My first Francillien unit (didn't care which one) to Asniers sur Seine- in fairness they are pretty reasonable and comfortable trains. There. I said it- but apparently I didn't take a picture of it.
Tried a few new photo positions here in the relative gloom. Only surprise was small diesel 63919 passing through LE.
Main line locos sighted: 15021, 15039, 15038,15043 and 26012 (oh yes... ANOTHER ghost).

Plenty of BB17000 about, though at least one Francillien on the Ermonts. 17008, 17013, 17021, 17026, 17036, 17050, 17059. Took 17008 back into St Lazare and then over to Est.

BB17050 crosses the river close to Asniers-sur-Seine.
BB27300 should at least be with us for a while yet.

15063 on the blocks (and another UID at the country end of it's train). Unfortunately the 12:12 Culmont-Chalindrey was a rancid rattly pair of units as booked. Not fun for a journey of well over 2 hours but with the 13:12 terminating at Troyes and the 15:12 far too late we had little option but to endure it to Chaumont. Back in the car now for the drive down to Longueville for the evening 'peak'. By now it was a very pleasant evening with plenty of breaks in the cloud. Unfortunately there were still *just* enough clouds to block out the sun for 100% of the big diesels. More good luck there then. A BiBi passed in sun just to spite us.

72157 near Longueville with the 16:42 Pairs-Culmont.
72141 very likey 13:12 Paris-Troyes
72160 14:12 Troyes-Paris
72157 16:42 Paris- Culmont
72146 (not totally sure of ID- it has a body panel the wrong way round- can anyone confirm?) 16:44 Belfort- Paris
72160 17:12 Paris- Troyes (25 late)
72130 18:12 Paris- Belfort

We *just* made the supermarket in Longueville to stock up on provisions before beginning the long drive back to Calais (a good thing as there was no dinner stop). It would be fair to say we felt disappointed having missed the sun for every one of the afternoon shots, usually by no more than 30 seconds. Felt annoyed again when a pair Infra locos headed over the viaduct heading west.
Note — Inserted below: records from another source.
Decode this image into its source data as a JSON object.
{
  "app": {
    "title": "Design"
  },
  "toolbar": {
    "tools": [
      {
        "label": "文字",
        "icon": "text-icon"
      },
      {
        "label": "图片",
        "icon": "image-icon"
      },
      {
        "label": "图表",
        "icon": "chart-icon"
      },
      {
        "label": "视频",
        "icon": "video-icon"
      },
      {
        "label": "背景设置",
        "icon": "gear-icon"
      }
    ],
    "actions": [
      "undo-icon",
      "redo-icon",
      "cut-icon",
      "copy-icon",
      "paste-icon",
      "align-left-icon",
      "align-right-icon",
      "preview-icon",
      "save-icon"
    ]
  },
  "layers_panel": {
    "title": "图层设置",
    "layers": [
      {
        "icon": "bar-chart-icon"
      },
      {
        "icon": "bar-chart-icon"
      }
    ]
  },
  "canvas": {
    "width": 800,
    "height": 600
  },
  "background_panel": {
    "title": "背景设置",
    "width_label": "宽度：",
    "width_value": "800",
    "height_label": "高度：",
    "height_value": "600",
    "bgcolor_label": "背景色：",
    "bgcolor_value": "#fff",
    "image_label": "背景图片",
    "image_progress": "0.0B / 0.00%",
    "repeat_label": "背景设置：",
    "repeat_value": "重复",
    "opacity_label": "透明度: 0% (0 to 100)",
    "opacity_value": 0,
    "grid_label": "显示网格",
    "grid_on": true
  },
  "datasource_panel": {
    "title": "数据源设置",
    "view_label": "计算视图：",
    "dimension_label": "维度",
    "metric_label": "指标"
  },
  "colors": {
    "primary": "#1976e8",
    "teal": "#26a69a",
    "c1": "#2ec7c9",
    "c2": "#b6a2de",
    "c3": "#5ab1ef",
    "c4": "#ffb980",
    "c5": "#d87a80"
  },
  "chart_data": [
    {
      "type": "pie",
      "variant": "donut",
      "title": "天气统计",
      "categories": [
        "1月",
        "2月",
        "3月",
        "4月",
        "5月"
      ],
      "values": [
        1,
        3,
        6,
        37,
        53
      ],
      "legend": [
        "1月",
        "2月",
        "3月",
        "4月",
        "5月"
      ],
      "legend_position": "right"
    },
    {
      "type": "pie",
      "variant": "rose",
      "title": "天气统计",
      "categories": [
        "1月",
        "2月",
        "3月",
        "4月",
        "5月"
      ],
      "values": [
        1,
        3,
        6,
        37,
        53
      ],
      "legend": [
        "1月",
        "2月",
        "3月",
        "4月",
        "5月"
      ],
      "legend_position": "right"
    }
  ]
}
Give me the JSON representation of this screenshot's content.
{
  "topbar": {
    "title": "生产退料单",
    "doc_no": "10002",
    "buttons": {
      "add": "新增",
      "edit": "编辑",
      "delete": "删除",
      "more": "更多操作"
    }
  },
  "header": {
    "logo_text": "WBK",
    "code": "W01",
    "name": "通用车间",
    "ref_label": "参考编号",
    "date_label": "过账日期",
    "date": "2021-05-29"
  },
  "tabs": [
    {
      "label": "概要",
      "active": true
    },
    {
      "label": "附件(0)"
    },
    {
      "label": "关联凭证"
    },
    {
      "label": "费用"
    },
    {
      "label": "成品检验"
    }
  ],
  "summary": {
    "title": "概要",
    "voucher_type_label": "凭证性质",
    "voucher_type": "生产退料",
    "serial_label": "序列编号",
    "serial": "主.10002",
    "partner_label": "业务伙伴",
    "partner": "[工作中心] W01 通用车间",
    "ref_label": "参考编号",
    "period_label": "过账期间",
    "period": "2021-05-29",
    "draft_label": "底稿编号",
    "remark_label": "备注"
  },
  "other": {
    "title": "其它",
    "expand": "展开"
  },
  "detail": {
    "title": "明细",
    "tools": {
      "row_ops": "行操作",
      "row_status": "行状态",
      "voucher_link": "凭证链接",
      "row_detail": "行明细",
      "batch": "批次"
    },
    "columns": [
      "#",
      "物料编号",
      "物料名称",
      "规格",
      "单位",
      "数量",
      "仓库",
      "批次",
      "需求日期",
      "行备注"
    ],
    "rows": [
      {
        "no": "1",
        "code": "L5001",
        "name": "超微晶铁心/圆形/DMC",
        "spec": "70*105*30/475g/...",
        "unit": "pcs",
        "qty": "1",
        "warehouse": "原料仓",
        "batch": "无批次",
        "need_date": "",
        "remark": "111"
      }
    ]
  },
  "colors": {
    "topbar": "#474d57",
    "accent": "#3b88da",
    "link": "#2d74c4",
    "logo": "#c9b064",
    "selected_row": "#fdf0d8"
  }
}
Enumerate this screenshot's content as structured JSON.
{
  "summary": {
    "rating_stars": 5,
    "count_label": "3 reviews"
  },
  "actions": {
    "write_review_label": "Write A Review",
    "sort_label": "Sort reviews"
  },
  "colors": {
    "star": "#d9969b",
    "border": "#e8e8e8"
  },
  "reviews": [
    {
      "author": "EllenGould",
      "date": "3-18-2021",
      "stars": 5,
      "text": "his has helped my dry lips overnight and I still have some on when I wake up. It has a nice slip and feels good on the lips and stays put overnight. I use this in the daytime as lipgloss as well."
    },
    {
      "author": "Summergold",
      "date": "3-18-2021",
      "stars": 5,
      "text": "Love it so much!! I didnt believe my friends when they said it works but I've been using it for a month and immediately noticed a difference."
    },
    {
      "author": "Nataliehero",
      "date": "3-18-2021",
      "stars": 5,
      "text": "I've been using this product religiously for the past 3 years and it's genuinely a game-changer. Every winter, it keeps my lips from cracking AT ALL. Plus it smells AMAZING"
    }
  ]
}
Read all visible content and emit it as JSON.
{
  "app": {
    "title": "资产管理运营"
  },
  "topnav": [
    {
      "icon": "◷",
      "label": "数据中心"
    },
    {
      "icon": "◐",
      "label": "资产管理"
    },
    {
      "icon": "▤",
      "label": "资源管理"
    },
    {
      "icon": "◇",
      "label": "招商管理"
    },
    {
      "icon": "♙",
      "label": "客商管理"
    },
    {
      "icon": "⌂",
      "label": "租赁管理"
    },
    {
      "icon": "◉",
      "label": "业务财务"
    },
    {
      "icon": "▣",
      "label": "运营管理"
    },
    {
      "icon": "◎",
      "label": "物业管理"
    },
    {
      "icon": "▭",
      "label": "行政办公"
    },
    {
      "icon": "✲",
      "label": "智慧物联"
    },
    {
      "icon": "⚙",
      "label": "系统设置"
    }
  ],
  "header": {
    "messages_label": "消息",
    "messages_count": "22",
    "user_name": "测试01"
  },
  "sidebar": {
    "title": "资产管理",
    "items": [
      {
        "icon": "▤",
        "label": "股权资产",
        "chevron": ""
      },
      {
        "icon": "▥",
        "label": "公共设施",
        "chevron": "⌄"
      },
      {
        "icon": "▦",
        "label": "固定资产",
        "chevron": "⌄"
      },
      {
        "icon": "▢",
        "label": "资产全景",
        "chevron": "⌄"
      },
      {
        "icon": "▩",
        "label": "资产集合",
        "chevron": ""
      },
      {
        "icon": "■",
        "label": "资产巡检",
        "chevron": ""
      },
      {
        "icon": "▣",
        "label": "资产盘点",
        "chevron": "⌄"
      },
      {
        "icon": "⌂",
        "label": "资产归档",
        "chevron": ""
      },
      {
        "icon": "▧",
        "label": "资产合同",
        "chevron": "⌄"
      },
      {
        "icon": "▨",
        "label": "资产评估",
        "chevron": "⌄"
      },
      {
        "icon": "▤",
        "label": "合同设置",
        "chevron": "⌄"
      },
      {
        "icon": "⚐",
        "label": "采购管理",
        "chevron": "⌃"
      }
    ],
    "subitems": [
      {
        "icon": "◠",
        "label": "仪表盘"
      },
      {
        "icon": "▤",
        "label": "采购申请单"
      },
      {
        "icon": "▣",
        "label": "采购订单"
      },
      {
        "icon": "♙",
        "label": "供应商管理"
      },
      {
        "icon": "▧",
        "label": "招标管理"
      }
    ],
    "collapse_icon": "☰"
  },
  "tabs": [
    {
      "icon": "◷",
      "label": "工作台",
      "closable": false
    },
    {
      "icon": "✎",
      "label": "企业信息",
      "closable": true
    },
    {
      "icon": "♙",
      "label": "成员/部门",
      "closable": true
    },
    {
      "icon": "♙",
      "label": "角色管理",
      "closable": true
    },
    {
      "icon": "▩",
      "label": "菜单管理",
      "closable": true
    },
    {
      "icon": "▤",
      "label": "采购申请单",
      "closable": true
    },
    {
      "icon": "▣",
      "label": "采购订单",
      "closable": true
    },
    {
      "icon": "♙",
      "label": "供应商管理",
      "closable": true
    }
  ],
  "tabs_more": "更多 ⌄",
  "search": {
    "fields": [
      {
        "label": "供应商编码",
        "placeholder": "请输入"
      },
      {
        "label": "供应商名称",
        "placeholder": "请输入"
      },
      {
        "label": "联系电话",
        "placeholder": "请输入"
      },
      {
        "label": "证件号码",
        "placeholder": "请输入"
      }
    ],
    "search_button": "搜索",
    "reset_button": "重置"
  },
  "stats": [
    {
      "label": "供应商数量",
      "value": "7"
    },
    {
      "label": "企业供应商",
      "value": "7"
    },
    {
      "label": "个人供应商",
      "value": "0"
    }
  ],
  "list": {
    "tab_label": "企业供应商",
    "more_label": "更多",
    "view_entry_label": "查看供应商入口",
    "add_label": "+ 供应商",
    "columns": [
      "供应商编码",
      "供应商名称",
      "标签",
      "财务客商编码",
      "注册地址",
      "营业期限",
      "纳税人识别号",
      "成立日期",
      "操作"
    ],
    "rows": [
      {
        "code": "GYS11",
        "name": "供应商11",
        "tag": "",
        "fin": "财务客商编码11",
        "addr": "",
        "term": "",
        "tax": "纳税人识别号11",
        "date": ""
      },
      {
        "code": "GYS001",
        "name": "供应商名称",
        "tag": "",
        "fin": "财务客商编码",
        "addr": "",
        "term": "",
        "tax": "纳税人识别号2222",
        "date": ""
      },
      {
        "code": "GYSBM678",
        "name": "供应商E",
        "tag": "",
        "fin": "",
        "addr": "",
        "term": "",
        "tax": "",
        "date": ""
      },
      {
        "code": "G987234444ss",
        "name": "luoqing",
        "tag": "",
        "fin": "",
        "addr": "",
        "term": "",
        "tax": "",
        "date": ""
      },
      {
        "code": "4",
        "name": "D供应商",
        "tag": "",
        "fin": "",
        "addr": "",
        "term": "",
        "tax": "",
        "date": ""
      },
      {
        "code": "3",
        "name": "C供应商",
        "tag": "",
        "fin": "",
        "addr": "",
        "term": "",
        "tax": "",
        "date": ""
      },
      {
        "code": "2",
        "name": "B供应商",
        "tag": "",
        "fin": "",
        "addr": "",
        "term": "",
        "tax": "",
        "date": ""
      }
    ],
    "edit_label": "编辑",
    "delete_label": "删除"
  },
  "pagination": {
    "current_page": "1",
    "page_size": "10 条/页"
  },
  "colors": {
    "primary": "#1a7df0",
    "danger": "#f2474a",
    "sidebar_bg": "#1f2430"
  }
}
Oh well. Felt a little better when we hit torrential rain north of Paris and heard that back in the UK the weather had been vile all day. Maybe our not-quite full sun shots weren't so bad after all? 
9005 on the 23:50 (booked on the 22:50- it's a long drive in the rain!) back to the UK. Work was going to be fun on Tuesday morning... 
The impressive viaduct at Longueville- which would have been more impressive in the sun! CC72146(?) 16:44 ex Belfort.
France is hard work isn't it!!??
An awful lot more ghastly 'ghost' locos seem to be around now- especially Sybics. Also a lot of 'Carmillion' Sybics- which I also detest. I'm even beginning to miss the 'fairly unpleasant' 'Teoz' livery which is rapidly disappearing. At least it was more colourful than what looks like overall grey.
Line 4 is hard work as well- too few trains, and most of them running against the light. The long distances and near necessity to have a car to access good photo spots make this line yet more of a pain. That said the diesels look and sound great- it is worth the effort. 
Strike action in the PACA region was a major headache and as usual there was next to no information available. 
I had really hoped to tick off both scenic photos on the Cote Bleu line and riding the Cevanol this trip- I guess they will just have to wait for another time. Covering Lyon- Nevers hauled was a highlight- and something I would probably not have bothered with otherwise.

Final thanks to Rhys Jennings for the company and (almost) faultless map reading.